Early modern culture was obsessed with violence to the degree that it has been termed a “culture of violence” (Barker). But violence was not only an almost ubiquitous phenomenon of daily life that found its equivalent in various forms of staging violence as public spectacles. But through these stagings, violence could serve interrogations of both means of exercising and legitimating power and of the nature of public spectacle and more specifically the theatre itself. In the latter respect, violence poses a number of political as well as aesthetic issues: How can extreme violence be represented on the stage and how does it problematize the limits of representation and the representable? How does it, therefore, contribute to the huge degree of self- and meta-reflection in Elizabethan and Jacobean theatre? What is the relationship between rhetoric, power and violence? And which responses does stage violence provoke and how does this implicate the theatre in the exercise of power?

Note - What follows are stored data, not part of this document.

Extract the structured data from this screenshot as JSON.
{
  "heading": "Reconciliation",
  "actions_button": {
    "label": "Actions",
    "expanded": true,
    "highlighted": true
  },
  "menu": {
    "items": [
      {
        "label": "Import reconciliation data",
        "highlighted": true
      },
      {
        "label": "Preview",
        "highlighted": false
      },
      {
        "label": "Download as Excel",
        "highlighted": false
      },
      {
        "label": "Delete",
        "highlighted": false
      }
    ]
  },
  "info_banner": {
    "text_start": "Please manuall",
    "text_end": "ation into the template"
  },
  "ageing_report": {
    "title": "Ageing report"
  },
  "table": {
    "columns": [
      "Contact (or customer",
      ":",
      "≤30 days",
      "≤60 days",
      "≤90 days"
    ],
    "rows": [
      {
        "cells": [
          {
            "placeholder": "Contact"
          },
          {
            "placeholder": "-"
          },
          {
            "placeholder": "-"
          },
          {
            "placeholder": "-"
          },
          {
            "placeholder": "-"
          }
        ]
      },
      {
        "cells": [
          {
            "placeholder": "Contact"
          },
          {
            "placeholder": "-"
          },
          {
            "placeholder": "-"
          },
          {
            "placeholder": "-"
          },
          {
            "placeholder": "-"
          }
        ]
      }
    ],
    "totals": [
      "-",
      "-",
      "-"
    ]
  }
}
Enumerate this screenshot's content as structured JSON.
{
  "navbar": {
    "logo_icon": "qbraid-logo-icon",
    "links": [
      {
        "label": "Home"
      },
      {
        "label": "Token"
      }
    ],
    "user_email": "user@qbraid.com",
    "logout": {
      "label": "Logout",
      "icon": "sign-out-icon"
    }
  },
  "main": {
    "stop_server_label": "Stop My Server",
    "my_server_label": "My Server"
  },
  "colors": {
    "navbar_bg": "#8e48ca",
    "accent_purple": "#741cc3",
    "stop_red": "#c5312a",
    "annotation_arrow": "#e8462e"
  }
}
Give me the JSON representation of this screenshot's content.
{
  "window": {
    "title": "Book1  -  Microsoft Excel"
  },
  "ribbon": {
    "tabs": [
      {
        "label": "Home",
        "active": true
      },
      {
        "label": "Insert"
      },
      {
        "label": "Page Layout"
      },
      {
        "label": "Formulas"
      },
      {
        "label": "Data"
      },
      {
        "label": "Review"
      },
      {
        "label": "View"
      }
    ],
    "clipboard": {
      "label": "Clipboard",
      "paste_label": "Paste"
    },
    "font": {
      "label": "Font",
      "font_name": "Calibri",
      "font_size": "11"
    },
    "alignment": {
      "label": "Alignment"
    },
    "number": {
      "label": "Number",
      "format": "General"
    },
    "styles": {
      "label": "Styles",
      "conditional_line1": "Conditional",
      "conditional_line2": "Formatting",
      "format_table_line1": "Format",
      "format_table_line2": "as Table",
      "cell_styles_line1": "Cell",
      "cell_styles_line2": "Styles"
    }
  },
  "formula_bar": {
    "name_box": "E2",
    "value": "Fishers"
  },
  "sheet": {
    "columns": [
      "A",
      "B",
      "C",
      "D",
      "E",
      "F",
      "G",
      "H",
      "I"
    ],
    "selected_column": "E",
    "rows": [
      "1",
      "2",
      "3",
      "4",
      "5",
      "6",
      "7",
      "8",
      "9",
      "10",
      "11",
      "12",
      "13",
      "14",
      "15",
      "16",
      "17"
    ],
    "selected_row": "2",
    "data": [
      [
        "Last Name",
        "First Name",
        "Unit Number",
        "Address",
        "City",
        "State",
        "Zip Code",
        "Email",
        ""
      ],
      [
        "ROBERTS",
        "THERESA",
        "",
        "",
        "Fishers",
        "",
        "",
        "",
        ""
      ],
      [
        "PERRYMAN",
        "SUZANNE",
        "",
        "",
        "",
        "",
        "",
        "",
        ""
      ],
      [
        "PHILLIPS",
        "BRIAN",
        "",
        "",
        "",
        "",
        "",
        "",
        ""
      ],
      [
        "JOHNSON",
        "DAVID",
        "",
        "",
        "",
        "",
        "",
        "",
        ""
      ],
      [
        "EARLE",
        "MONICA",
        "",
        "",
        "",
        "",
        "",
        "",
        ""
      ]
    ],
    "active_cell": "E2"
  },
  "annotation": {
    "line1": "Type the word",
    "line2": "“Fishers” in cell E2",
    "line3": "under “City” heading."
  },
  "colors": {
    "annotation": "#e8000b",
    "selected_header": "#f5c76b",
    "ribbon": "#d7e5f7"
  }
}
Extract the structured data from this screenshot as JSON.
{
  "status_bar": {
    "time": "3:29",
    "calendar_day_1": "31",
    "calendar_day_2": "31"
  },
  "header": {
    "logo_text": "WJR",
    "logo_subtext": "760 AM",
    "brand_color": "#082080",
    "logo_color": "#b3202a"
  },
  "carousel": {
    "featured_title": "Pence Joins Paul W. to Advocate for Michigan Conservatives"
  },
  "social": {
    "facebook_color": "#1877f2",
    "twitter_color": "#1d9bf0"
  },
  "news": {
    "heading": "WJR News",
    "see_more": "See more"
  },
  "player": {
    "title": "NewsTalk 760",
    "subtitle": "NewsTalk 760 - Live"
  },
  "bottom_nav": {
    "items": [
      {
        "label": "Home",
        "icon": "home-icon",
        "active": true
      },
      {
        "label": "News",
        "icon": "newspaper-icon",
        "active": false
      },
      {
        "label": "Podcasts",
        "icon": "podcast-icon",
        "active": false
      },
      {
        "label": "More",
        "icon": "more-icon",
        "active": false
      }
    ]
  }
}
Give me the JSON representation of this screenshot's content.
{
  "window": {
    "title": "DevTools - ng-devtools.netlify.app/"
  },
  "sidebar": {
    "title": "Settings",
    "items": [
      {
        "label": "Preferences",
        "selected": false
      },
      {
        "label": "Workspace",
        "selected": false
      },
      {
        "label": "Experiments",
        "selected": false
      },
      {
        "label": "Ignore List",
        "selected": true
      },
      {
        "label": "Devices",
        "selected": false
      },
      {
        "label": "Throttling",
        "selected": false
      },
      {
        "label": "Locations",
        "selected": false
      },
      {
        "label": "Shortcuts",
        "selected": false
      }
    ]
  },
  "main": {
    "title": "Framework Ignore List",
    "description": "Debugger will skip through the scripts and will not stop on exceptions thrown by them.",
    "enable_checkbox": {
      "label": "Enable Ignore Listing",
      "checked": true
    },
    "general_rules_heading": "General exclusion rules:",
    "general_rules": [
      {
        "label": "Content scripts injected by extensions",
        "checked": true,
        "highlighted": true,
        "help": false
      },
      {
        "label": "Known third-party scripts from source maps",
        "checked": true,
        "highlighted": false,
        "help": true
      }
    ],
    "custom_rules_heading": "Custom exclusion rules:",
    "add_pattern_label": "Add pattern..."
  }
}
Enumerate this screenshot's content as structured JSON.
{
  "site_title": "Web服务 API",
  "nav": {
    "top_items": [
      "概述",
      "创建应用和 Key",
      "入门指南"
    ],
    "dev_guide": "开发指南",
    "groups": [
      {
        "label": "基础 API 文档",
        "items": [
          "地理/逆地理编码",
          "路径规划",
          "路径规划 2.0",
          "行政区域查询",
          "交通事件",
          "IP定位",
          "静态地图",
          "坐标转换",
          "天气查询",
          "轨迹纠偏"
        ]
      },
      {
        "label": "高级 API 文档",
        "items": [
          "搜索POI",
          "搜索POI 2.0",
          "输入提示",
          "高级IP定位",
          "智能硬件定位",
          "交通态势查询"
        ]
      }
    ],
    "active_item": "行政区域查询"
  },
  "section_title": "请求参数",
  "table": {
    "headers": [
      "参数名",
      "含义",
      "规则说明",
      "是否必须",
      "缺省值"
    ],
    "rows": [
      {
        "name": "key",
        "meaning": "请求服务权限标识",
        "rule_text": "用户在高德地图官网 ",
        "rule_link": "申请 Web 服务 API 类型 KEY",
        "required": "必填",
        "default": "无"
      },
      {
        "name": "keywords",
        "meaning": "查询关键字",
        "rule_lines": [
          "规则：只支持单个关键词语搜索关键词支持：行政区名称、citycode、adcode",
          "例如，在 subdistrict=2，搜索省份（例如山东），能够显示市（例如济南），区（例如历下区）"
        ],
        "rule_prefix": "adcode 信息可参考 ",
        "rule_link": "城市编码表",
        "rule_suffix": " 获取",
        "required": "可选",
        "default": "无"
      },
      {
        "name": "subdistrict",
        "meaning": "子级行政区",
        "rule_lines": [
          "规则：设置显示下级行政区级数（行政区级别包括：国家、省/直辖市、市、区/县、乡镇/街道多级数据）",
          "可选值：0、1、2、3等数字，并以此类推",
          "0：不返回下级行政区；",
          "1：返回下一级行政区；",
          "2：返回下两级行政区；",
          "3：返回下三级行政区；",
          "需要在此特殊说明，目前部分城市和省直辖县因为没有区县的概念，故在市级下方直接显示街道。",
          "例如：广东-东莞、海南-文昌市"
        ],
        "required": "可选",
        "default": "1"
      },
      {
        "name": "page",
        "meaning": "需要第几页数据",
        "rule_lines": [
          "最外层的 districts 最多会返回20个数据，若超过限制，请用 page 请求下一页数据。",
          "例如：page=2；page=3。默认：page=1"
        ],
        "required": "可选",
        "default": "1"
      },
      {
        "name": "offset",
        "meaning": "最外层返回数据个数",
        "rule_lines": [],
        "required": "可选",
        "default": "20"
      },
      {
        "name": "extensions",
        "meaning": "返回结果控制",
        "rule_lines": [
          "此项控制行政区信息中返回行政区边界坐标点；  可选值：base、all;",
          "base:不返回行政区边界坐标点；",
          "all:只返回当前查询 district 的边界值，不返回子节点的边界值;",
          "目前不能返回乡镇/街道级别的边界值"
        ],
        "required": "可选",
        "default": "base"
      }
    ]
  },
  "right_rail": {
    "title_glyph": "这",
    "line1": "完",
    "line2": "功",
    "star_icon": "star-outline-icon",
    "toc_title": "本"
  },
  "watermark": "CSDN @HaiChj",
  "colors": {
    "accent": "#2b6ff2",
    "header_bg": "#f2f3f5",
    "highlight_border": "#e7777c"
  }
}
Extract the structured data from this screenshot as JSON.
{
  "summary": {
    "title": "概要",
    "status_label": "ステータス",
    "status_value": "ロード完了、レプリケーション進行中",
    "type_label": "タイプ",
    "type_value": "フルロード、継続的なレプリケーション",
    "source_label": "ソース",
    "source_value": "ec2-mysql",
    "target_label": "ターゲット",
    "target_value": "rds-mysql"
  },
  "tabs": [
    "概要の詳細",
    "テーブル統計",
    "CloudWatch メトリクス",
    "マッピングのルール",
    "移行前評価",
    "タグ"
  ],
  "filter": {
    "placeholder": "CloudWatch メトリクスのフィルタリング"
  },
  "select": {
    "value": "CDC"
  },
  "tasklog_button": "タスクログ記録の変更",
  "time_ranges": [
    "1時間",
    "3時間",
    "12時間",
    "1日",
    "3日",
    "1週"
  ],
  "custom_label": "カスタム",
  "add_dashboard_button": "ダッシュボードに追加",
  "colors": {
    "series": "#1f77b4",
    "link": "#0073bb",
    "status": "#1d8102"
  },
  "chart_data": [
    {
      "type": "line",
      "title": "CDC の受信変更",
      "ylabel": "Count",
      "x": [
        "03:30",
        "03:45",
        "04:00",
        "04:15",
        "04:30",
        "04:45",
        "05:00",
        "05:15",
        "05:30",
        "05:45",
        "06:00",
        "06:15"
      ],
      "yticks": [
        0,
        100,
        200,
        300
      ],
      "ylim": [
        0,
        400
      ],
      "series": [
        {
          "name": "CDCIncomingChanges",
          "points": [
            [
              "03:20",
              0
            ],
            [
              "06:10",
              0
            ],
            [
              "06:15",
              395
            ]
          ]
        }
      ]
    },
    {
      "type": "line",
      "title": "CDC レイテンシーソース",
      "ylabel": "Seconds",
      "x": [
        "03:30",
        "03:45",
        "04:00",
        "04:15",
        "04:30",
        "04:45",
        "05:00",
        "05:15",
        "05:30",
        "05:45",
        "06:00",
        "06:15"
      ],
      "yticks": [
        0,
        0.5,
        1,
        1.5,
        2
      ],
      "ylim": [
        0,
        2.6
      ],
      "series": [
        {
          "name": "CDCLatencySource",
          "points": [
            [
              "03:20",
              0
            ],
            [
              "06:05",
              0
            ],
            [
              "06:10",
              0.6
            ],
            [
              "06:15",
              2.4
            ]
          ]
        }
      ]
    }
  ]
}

The course will try to approach these issues both through the discussion of theoretical texts on violence and its different political and aesthetic functions and through close readings of four early modern plays: Shakespeare’s Titus Andronicus and Macbeth; Kyd’s The Spanish Tragedy and Webster’s The Duchess of Malfi. In addition, we will also consider contemporary productions of these plays with a focus on the challenges the representation of violence poses in the different media of theatre and film.
The acquisition of the current Arden editions of the plays is highly recommended.